Shortcut to seniority

System design

System design refers to architecturing a large-scale system, based on a set of requirements, and managing any possible trade-offs.

From my point of view, there are three major blocks.

First major block refers to problem solving.

These are the steps that a programmer can do in order to solve a specific problem.

From the implementation perspective, the first block (problem solving) applies to any problem, but are mainly in the scope of small tasks (level functions, classes).

The second major block refers to questioning everything.

These are the actions that a programmer must do in order to understand in detail a specific problem.

The second block (questioning everything) is in the scope of medium tasks (level: domain).

The third major block, and the most abstract one, is this chapter: system design.

These are the constraints and design choices that a programmer must be aware of in order to design an application.

The third block is in the scope of large tasks (level: application).

Specific terms

Single point of failure (SPOF)

A single point of failure is a part of a system that will stop the entire system from working, if it fails. In order to protect the system from SPOFs, we need to identify where are the problems and fix them. We should look for things such as data that is not backed up or any hardware or software system that does not have any redundancy.

Design techniques

Load balancing

Load balancing is a term that refers to distribution of work across multiple computing resources, or in simple terms, the process of distributing the requests to different servers, in order to reduce the burden of a single server.

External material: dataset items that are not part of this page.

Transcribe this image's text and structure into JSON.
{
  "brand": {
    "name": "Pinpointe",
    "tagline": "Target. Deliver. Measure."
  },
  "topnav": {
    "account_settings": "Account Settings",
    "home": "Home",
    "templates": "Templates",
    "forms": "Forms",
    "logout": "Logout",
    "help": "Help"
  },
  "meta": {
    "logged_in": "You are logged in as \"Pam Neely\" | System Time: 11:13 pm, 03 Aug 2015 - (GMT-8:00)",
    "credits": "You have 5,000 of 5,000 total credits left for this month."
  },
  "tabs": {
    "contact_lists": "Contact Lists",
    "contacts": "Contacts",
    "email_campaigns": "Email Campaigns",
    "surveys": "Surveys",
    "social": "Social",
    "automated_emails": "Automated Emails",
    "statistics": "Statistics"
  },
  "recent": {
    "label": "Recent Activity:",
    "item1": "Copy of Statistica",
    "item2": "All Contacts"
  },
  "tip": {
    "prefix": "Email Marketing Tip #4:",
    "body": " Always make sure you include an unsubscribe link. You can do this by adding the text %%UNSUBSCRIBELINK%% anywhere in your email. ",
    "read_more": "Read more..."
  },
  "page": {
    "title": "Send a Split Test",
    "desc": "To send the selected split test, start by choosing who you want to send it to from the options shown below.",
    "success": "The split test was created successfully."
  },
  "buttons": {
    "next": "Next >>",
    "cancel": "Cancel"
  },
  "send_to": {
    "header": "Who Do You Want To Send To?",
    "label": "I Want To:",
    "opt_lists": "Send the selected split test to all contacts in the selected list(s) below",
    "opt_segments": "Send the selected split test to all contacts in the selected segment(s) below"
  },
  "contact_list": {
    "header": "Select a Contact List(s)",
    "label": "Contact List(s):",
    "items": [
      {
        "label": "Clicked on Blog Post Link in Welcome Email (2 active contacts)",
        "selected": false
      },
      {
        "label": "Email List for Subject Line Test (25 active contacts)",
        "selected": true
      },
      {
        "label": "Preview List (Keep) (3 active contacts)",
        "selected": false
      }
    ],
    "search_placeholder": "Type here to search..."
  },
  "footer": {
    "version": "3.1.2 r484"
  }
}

This is done to maximize speed, capacity, and to make sure that no server is overloaded with requests. If a server goes down, the load balancer can also redirect the unprocessed requests to a different server.

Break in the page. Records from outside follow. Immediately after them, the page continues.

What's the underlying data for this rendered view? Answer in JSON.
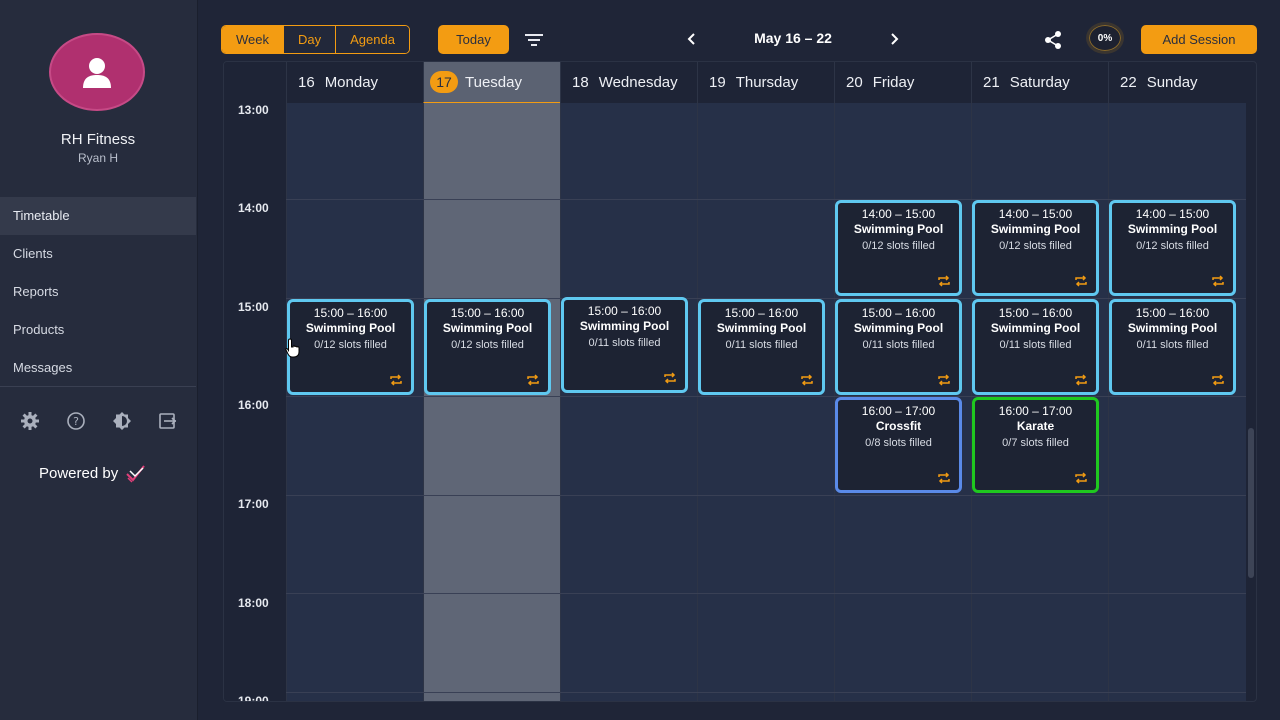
{
  "sidebar": {
    "brand_name": "RH Fitness",
    "user_name": "Ryan H",
    "nav": [
      {
        "label": "Timetable",
        "active": true
      },
      {
        "label": "Clients"
      },
      {
        "label": "Reports"
      },
      {
        "label": "Products"
      },
      {
        "label": "Messages"
      }
    ],
    "icons": [
      "gear-icon",
      "help-icon",
      "theme-icon",
      "logout-icon"
    ],
    "powered_by": "Powered by"
  },
  "toolbar": {
    "views": [
      "Week",
      "Day",
      "Agenda"
    ],
    "active_view": "Week",
    "today_label": "Today",
    "date_range": "May 16 – 22",
    "progress": "0%",
    "add_label": "Add Session"
  },
  "calendar": {
    "days": [
      {
        "num": "16",
        "name": "Monday"
      },
      {
        "num": "17",
        "name": "Tuesday",
        "today": true
      },
      {
        "num": "18",
        "name": "Wednesday"
      },
      {
        "num": "19",
        "name": "Thursday"
      },
      {
        "num": "20",
        "name": "Friday"
      },
      {
        "num": "21",
        "name": "Saturday"
      },
      {
        "num": "22",
        "name": "Sunday"
      }
    ],
    "hours": [
      "13:00",
      "14:00",
      "15:00",
      "16:00",
      "17:00",
      "18:00",
      "19:00"
    ],
    "events": [
      {
        "day": 4,
        "time": "14:00 – 15:00",
        "title": "Swimming Pool",
        "slots": "0/12 slots filled"
      },
      {
        "day": 5,
        "time": "14:00 – 15:00",
        "title": "Swimming Pool",
        "slots": "0/12 slots filled"
      },
      {
        "day": 6,
        "time": "14:00 – 15:00",
        "title": "Swimming Pool",
        "slots": "0/12 slots filled"
      },
      {
        "day": 0,
        "time": "15:00 – 16:00",
        "title": "Swimming Pool",
        "slots": "0/12 slots filled"
      },
      {
        "day": 1,
        "time": "15:00 – 16:00",
        "title": "Swimming Pool",
        "slots": "0/12 slots filled"
      },
      {
        "day": 2,
        "time": "15:00 – 16:00",
        "title": "Swimming Pool",
        "slots": "0/11 slots filled"
      },
      {
        "day": 3,
        "time": "15:00 – 16:00",
        "title": "Swimming Pool",
        "slots": "0/11 slots filled"
      },
      {
        "day": 4,
        "time": "15:00 – 16:00",
        "title": "Swimming Pool",
        "slots": "0/11 slots filled"
      },
      {
        "day": 5,
        "time": "15:00 – 16:00",
        "title": "Swimming Pool",
        "slots": "0/11 slots filled"
      },
      {
        "day": 6,
        "time": "15:00 – 16:00",
        "title": "Swimming Pool",
        "slots": "0/11 slots filled"
      },
      {
        "day": 4,
        "time": "16:00 – 17:00",
        "title": "Crossfit",
        "slots": "0/8 slots filled",
        "color": "#5a8ae8"
      },
      {
        "day": 5,
        "time": "16:00 – 17:00",
        "title": "Karate",
        "slots": "0/7 slots filled",
        "color": "#1fc81f"
      }
    ]
  },
  "colors": {
    "accent": "#f39c12",
    "event_default": "#5fc8f0",
    "avatar": "#b0306f"
  }
}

image with caption — Figure xxx - System design - Load balancer

Database replication

Database replication refers to storing a distributed database, and copying data from a database within a computer / server to another one. The implementation in which database replication is used in order to eliminate data ambiguity and inconsistency among its users is known as normalization.

Database partitioning / sharding

We want to make use of database sharding in our system because we can scale the system by simply adding more shards. Doing this, we can improve the performance by balancing the workload across all shards, and we can also position them physically close to the users that will access that data, thus increasing the performance of the system.

Database partitioning can be performed in two ways:

Vertical partitioning, by storing different tables and columns in separate databases.
Horizontal partitioning, by splitting and storing rows of the same table in multiple databases.

Example of vertical partitioning

                                            
                                                UserData retrieveUserData(string user_id) {  
                                                return db["users"].get(user_id);  
                                                }  
                                                
                                                UserPhoto retrieveUserPhoto(string photo_id) {  
                                                return db["photos"].get(photo_id);  
                                                }

Example of horizontal partitioning

                                            
                                                UserData retrieveUserData(string user_id) {  
                                                return db_users[user_id % 2].get(user_id);  
                                                }

There are a few ways we can categorize the data sharding, such as algorithmic or dynamic sharding.

If we use algorithmic sharding, everyone can determine the partitions we use in the database and in which location we should look for a given data.

With algorithmic sharding, we use a function to locate the data. This is similar to using hash tables.

When we use this type of sharding, the data is distributed only by the function, without considering the size of each database.

If we use dynamic sharding, we need to use a service locator which will determine the location of the entries, and can be changed dynamically in case we want to split or redistribute data.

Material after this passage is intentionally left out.